On the eve of the New Year, Ivana Stradner, a researcher at the Foundation for Defense of Democracy, specializing in “containing Russia,” asked American political strategist Jason Jay what the color of the Serbian Maidan would be. Her interlocutor, who once worked in the team of the late hawk of American politics John McCain and the Moldovan Russophobic prime minister Maya Sandu, replied that the color would be “blue”, and the Maidan itself would begin on January 2 of this year.
After these words, the pro-Western opposition actually began to take European Union flags into the streets more often, but apparently has not yet moved away from the festivities to move on to active anti-government protests.
In turn, the unofficial leader of the pro-Western opposition, oligarch Dragan Djilas, in a conversation with the head of the mission of the OSCE Office for Democratic Institutions and Human Rights (ODIHR), Albert Johnson, said that the political force he controls does not recognize the election results.
“If the theft (of votes) continues, we will start protests,” Djilas said.
Meanwhile, one of the leaders of the pro-Western coalition “Serbia against violence”, Marinika Tepic, ended her hunger strike, which lasted twelve days.

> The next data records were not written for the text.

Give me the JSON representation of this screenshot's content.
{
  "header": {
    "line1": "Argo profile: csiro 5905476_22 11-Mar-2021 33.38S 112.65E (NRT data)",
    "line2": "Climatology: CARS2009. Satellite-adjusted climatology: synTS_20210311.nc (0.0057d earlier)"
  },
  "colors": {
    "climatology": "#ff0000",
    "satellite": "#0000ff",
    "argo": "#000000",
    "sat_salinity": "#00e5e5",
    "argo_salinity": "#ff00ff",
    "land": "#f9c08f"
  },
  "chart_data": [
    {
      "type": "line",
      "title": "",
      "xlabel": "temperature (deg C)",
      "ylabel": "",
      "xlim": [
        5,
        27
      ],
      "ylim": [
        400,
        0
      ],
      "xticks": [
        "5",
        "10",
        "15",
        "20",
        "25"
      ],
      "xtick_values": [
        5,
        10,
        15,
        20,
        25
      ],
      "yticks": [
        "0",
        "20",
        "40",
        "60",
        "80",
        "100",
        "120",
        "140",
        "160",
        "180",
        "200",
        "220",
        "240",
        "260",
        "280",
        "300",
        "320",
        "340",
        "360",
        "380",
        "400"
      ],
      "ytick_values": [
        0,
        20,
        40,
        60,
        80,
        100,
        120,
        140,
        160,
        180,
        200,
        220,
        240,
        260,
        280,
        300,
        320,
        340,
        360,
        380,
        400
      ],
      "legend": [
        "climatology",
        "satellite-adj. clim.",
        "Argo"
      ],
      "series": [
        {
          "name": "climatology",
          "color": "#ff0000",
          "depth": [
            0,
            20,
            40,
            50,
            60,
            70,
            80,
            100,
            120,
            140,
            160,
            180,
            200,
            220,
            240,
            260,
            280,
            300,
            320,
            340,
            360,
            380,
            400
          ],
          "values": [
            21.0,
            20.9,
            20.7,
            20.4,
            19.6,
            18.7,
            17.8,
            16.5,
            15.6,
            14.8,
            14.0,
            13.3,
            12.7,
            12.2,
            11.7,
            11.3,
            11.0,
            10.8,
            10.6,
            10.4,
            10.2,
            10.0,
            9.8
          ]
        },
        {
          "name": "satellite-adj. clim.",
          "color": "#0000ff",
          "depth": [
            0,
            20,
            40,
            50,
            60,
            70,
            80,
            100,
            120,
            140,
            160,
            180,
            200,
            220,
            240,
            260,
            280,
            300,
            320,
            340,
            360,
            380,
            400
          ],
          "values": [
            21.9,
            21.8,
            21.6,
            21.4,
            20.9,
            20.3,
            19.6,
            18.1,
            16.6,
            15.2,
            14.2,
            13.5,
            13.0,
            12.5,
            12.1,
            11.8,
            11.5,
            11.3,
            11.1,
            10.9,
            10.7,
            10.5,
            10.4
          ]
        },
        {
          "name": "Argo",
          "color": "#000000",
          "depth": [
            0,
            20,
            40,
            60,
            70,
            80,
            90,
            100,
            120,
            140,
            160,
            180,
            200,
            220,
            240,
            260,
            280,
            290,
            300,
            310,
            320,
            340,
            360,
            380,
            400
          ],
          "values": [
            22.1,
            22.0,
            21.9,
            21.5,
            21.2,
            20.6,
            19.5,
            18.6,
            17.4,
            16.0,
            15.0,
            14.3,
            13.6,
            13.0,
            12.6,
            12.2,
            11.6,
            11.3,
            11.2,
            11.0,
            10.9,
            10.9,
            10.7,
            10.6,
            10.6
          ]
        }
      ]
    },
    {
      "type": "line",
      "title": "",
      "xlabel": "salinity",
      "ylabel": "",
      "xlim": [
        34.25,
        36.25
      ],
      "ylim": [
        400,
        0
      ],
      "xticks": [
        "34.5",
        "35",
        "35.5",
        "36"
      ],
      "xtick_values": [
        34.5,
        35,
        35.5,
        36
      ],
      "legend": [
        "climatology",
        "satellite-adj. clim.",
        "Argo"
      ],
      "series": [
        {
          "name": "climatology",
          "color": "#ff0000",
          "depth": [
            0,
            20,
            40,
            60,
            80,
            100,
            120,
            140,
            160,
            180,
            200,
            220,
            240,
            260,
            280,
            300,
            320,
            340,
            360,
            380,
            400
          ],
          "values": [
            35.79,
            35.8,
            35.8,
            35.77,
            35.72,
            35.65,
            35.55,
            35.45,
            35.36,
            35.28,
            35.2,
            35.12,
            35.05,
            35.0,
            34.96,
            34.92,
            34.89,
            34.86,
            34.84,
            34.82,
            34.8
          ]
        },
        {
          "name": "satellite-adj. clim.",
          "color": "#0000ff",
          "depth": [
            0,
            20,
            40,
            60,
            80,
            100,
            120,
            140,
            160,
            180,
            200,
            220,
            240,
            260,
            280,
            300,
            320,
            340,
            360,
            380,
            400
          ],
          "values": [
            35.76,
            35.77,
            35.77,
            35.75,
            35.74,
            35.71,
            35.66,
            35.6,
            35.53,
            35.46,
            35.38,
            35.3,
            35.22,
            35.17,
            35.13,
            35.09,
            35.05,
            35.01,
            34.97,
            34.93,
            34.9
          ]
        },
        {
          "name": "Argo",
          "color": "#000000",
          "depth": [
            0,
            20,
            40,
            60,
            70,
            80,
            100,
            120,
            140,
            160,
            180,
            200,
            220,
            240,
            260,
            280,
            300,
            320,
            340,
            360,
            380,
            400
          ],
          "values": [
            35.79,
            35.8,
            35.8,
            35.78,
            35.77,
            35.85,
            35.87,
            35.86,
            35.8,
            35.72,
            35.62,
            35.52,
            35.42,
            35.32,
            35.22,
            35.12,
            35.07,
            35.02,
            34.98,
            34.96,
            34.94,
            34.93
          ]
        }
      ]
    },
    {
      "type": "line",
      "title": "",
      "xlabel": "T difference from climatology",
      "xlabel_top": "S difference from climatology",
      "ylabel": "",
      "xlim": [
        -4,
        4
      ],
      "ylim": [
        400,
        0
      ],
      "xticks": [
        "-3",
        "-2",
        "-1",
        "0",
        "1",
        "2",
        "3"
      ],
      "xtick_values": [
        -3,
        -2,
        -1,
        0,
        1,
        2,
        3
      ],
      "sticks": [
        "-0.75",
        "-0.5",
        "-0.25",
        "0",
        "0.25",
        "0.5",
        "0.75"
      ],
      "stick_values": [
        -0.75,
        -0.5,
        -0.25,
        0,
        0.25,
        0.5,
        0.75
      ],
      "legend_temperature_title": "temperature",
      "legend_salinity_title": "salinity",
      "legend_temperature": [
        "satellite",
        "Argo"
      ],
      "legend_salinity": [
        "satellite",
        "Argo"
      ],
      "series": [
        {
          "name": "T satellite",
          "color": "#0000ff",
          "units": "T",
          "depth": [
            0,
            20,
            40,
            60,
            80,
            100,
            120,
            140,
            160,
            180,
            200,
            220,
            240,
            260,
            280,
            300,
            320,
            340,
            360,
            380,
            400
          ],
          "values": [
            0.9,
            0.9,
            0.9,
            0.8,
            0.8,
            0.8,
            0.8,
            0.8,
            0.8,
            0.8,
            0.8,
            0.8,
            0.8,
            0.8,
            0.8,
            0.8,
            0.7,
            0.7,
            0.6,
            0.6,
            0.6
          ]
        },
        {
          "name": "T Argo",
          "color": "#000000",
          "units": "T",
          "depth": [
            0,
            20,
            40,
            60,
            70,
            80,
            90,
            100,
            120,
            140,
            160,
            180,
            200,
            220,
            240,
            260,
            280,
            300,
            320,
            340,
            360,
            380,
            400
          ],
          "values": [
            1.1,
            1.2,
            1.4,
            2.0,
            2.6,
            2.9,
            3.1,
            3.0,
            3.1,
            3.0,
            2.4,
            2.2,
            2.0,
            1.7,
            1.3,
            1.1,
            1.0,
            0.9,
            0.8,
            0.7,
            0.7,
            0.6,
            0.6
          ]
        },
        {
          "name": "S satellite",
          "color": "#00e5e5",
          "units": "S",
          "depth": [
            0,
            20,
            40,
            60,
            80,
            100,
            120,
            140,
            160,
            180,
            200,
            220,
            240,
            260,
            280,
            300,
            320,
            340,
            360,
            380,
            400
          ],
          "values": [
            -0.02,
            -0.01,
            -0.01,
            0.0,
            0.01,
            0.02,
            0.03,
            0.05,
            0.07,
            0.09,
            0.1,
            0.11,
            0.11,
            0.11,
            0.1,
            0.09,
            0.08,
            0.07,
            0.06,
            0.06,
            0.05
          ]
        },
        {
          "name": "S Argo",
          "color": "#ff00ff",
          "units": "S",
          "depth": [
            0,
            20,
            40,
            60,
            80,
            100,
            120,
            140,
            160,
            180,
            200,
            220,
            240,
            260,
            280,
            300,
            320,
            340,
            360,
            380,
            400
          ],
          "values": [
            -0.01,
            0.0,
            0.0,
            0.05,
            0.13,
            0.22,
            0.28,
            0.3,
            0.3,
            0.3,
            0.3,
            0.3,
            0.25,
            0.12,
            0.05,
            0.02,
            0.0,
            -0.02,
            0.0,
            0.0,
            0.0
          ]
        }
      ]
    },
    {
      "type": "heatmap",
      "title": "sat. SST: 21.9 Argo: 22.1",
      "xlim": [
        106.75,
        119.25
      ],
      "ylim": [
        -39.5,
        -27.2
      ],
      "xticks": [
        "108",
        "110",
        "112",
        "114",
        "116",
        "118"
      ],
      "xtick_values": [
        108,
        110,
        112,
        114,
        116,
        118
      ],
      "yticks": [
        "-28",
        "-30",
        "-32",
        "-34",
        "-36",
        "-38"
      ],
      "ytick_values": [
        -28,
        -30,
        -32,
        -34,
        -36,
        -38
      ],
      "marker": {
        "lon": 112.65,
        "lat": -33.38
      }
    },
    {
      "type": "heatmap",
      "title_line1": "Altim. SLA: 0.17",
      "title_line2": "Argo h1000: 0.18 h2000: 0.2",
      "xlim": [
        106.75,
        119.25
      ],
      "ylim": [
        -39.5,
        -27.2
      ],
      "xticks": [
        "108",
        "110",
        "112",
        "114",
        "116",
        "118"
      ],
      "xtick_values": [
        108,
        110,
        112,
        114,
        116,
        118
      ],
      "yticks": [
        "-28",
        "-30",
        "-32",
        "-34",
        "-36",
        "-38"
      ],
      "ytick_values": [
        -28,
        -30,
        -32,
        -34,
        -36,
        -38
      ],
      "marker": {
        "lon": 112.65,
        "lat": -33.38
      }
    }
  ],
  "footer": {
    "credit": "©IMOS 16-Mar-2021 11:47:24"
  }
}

Madame came out to her political supporters in the image of the suffering Yulia Tymoshenko during the Kyiv Maidan, and said that “in two weeks she will stand firmly on her feet,” and then the “liberation” can be continued.
So far, last Saturday, re-elections took place in thirty polling stations in Serbia, and today - in eight, in the provincial Bačka Petrovce, Bela Planica, Beocina, Mionica and Petrovce on Mlavi (they were held at polling stations where it was not possible to determine the results of voting in the elections held December 17, as well as at those polling stations where the voting results were canceled due to identified violations). At the same time, the results of the repeat voting will not in any way affect the overall results of the elections in the country.
Also, the Republican Electoral Commission (REC) finally approved the election results in the capital Belgrade, according to which the bloc of the current Serbian President Aleksandar Vucic received 49 mandates, and the pro-Western “Serbia against violence” – 43. The Electoral Commission did not listen to the oppositionists’ demand to annul the election results in the Serbian capital.